Based on best reading practices, this strategy provides a systematic way for students to navigate through any reading assessment. Thus, it is a practical idea—not just applicable to standardized tests.
In a nutshell, here’s how it works:
P – Preview
Students carefully read all the text features (title, heading, sub-headings, sidebars, pictures, captions, charts, graphs, maps, etc.) to activate background knowledge and set themselves up for a successful read. In addition, students are taught to read each test question carefully. At this point, I only want the kids to read the questions, not the answer choices. Since questions typically zero in on important components of the text, this provides more clues to the passage, introduces names and places, and enables a student to know what will be asked.
C – Chunk
Breaking text down into manageable pieces is a beneficial reading strategy.

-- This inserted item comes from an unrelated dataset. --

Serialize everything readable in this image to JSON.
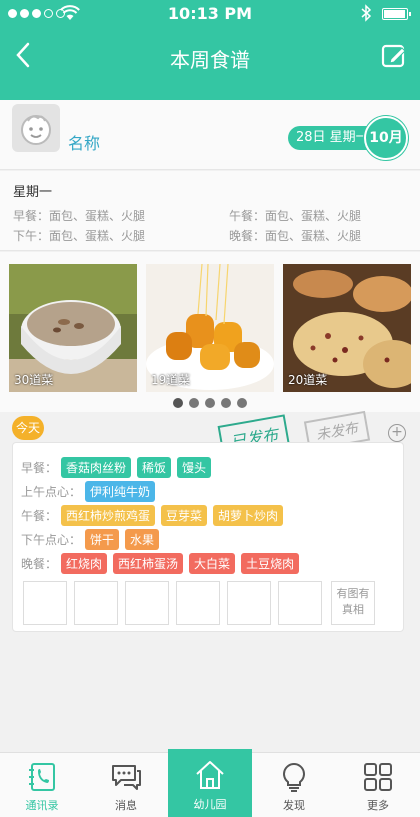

Chunking the long passages offered up in many reading assessments, enables the reader to hone in on one portion, encouraging careful reading and self-monitoring. I tell my students to “Chunk with pencil in hand”. That is, mark up the text by underlining, coding, jotting marginal notes. Chunking the text helps students to feel confident and decreases the overwhelming feeling of having to read the whole text. “Just take one bite at a time,” I tell them, “You don’t have to gulp the whole passage down at once”.
Q – Questions
Ah…the scary part is next. Answering those long, tricky questions can be a stressful experience for many students. In this part of the strategy, students read the questions for the second time. I show them how to read each question carefully and underline what the question is asking. I make sure they circle key words like NOT (which one of these is not…) and tell them to number two-part questions. We practice paraphrasing the questions to help them understand what is being asked. From there, students read each choice carefully. Remind them that they are looking for the best answer and must read every choice. Then, they should eliminate those choices they know to be wrong and return to the text to verify the choice they think is correct.
C – Check
The job’s not finished! As teachers, we all know how easy it is for students to finish the last question, close the booklet and relax. Teach students to read each question again (yes, it is the 3rd tie they will read the questions) and then read only the answer they have chosen. Does it make sense? Did I mark the answer sheet correctly? If they can answer yes to both these questions, then they really are finished and can relax knowing they have taken a deliberate approach and done their best.